So the goal is to check whether the number of “..” components in any path prefix is not greater than the number of “normal” path components. „dirname\..” is ok, „dirname\..\..” is not. If the above algorithm returns success, the request pathname is appended to the shared folder root and passed directly to host file API. The above algorithm has a fatal flaw: it assumes that “\” is a path separator. It is true on a Windows host, but not on a Posix (say, Linux) host. As a result, assuming the VM is a Linux system with a writable shared folder mounted on /mnt/vboxsf, and the host runs Linux, the following sequence of shared folders operations will allow the VM to access arbitrary file on the host:

1) Mkdir /mnt/vboxsf/a\a\a\a\a\a\a\a\a\a 2) Access /mnt/vboxsf/a\a\a\a\a\a\a\a\a\a/../../../../../../../../arbitrary/file/on/the/host

Pathnames verification is a tricky subject, but there are well-known methods to deal with possible directory traversal attacks. The best way is to use OS-provided mechanisms – chroot() on Posix, \\?\ prefix on Windows host.

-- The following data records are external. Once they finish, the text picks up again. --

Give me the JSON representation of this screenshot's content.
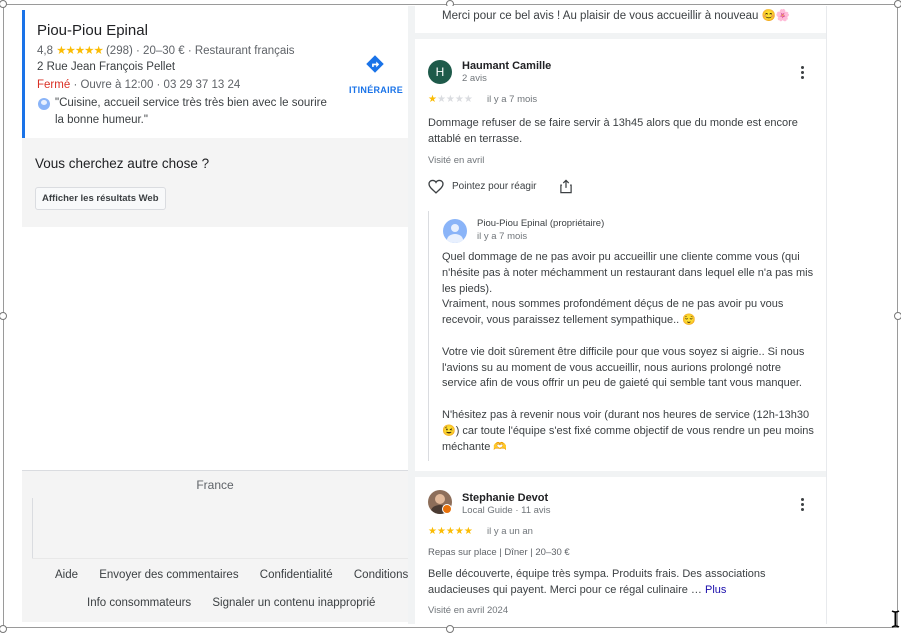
{
  "business": {
    "name": "Piou-Piou Epinal",
    "rating": "4,8",
    "stars": "★★★★★",
    "review_count": "(298)",
    "price_category": "· 20–30 € · Restaurant français",
    "address": "2 Rue Jean François Pellet",
    "status": "Fermé",
    "hours_phone": "· Ouvre à 12:00 · 03 29 37 13 24",
    "quote": "\"Cuisine, accueil service très très bien avec le sourire la bonne humeur.\"",
    "directions_label": "ITINÉRAIRE",
    "directions_icon": "directions-icon"
  },
  "search_more": {
    "title": "Vous cherchez autre chose ?",
    "web_button": "Afficher les résultats Web"
  },
  "footer": {
    "country": "France",
    "links_row1": [
      "Aide",
      "Envoyer des commentaires",
      "Confidentialité",
      "Conditions"
    ],
    "links_row2": [
      "Info consommateurs",
      "Signaler un contenu inapproprié"
    ]
  },
  "previous_reply_tail": "Merci pour ce bel avis ! Au plaisir de vous accueillir à nouveau 😊🌸",
  "reviews": [
    {
      "initial": "H",
      "name": "Haumant Camille",
      "sub": "2 avis",
      "rating": 1,
      "date": "il y a 7 mois",
      "text": "Dommage refuser de se faire servir à 13h45 alors que du monde est encore attablé en terrasse.",
      "visited": "Visité en avril",
      "react_label": "Pointez pour réagir",
      "owner_reply": {
        "name": "Piou-Piou Epinal (propriétaire)",
        "date": "il y a 7 mois",
        "paragraphs": [
          "Quel dommage de ne pas avoir pu accueillir une cliente comme vous (qui n'hésite pas à noter méchamment un restaurant dans lequel elle n'a pas mis les pieds).",
          "Vraiment, nous sommes profondément déçus de ne pas avoir pu vous recevoir, vous paraissez tellement sympathique.. 😌",
          "Votre vie doit sûrement être difficile pour que vous soyez si aigrie.. Si nous l'avions su au moment de vous accueillir, nous aurions prolongé notre service afin de vous offrir un peu de gaieté qui semble tant vous manquer.",
          "N'hésitez pas à revenir nous voir (durant nos heures de service (12h-13h30 😉) car toute l'équipe s'est fixé comme objectif de vous rendre un peu moins méchante 🫶"
        ]
      }
    },
    {
      "name": "Stephanie Devot",
      "sub": "Local Guide · 11 avis",
      "rating": 5,
      "date": "il y a un an",
      "tags": "Repas sur place  |  Dîner  |  20–30 €",
      "text": "Belle découverte, équipe très sympa. Produits frais. Des associations audacieuses qui payent. Merci pour ce régal culinaire …",
      "more_link": "Plus",
      "visited": "Visité en avril 2024"
    }
  ],
  "colors": {
    "accent_blue": "#1a73e8",
    "closed_red": "#d93025",
    "star_yellow": "#fbbc04"
  }
}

If we resort to hand-crafted verification, it should be simple – we can require the guest to take care of “dirname/..” removal, and then host can deny any request with “..” path component in it.

VirtualBox issue S0434952 data leak in HGCM, exploitable via shared folders operations

If VM sends SHFL_FN_READ message requesting Nreq bytes to be read, the response from the host contains: a response buffer B and the amount of bytes read Nresp. Due to particular way the underlying HGCM transport mechanism works (and some negligence), B is a character buffer always Nreq bytes long, even if Nresp is actually smaller. So, when VM requests to read 1024 bytes from a zero-length file, host returns 1024 bytes long uninitialized buffer (plus information that 0 bytes have been read), thus leaking contents of uninitialized malloced buffer from the host.

VirtualBox issue S0434947 Frontend to kernel escalation on the host

This vulnerability cannot be exploited by a rogue VM. Instead, it allows an unprivileged user on the Windows host to achieve kernelmode arbitrary code execution.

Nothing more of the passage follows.